Keluarga Jaga Mental Ammar Zoni
Kemudian, keluarganya juga berusaha untuk menjaga kondisi mental Ammar Zoni sembari menunggu sidang lanjutan tiga pekan lagi. Hal tersebut menjadi fokus utama mereka saat ini."Kalau saya, sih, bener-bener fokus untuk ke mentalnya Bang Ammar saja. Mendampingi Bang Ammar saja. Dan mudah-mudahan nanti, di tiga minggu lagi, kita mulai sidang lagi, ya mudah-mudahan hasilnya terbaik," tambahnya.

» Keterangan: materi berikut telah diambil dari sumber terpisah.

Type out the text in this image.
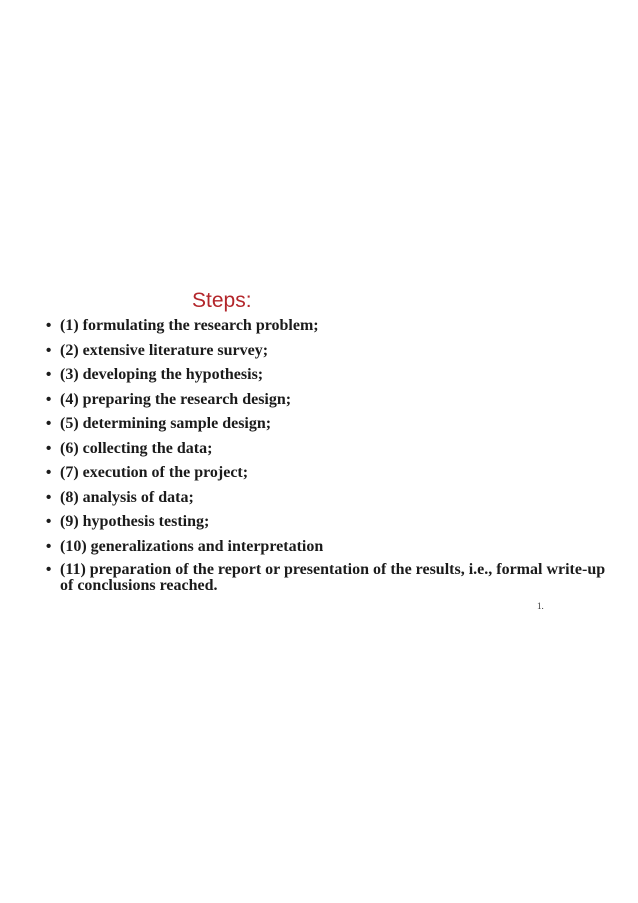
Steps:
• (1) formulating the research problem;
• (2) extensive literature survey;
• (3) developing the hypothesis;
• (4) preparing the research design;
• (5) determining sample design;
• (6) collecting the data;
• (7) execution of the project;
• (8) analysis of data;
• (9) hypothesis testing;
• (10) generalizations and interpretation
• (11) preparation of the report or presentation of the results, i.e., formal write-up of conclusions reached.
1.
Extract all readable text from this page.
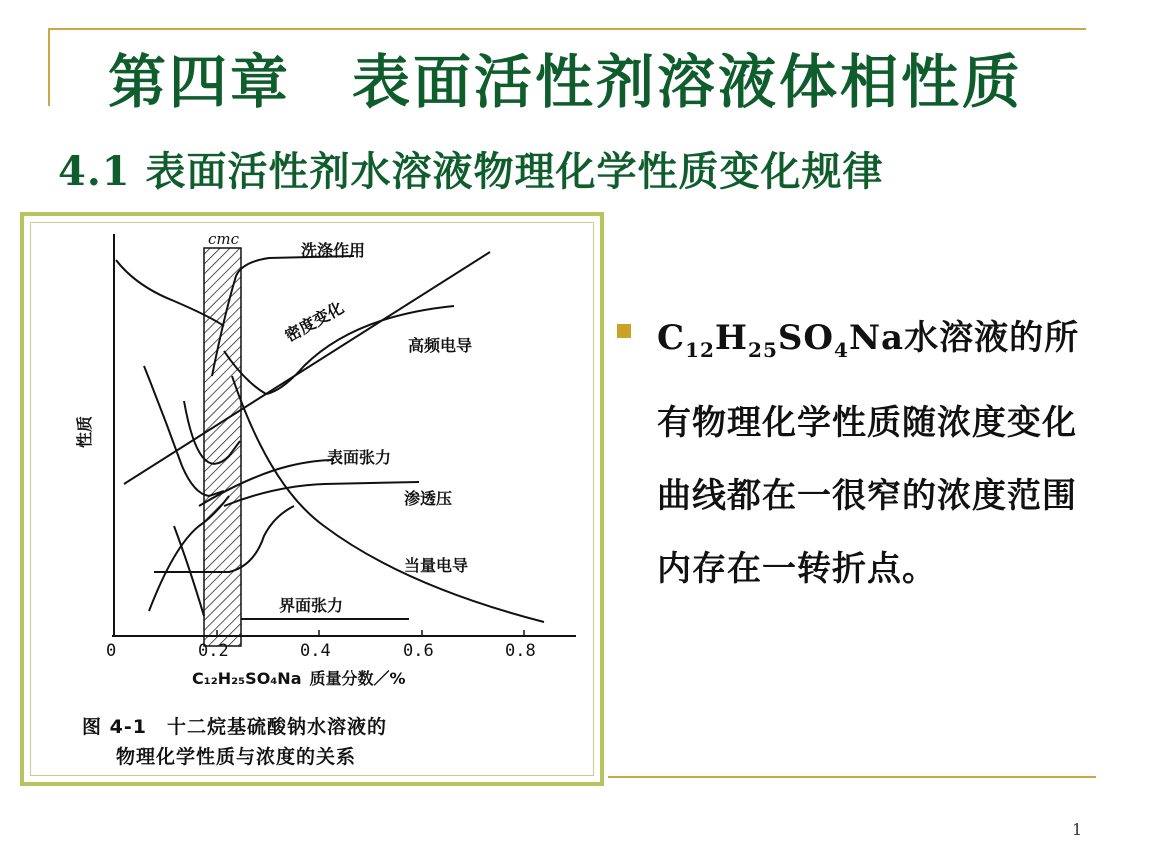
第四章　表面活性剂溶液体相性质
4.1 表面活性剂水溶液物理化学性质变化规律
cmc
洗涤作用
密度变化
高频电导
表面张力
渗透压
当量电导
界面张力
性质
0	0.2	0.4	0.6	0.8
C₁₂H₂₅SO₄Na 质量分数／%
图 4-1　十二烷基硫酸钠水溶液的
物理化学性质与浓度的关系
$C_{12}H_{25}SO_4Na$水溶液的所有物理化学性质随浓度变化曲线都在一很窄的浓度范围内存在一转折点。
1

Berharap Adanya Keringanan Hukuman
Di kesempatan yang sama, Aditya mengungkap ekspektasi keluarga terhadap putusan Ammar. Mereka berharap sang putra sulung mampu diberikan keringanan hukum. Namun, ia mengembalikan semua keputusan kepada JPU dan berharap yang terbaik."Kalau ekspektasi kita pasti, pasti (hukuman) rendah, pasti kalau ekspektasi dari keluarga. Tapi, kan, JPU berkata lain, ya, balik lagi, mungkin itu haknya JPU mau ke mana. Dan hak kita adalah nanti pembelaan gitu. Tinggal ditunggu saja pembelaannya ntar," pungkasnya.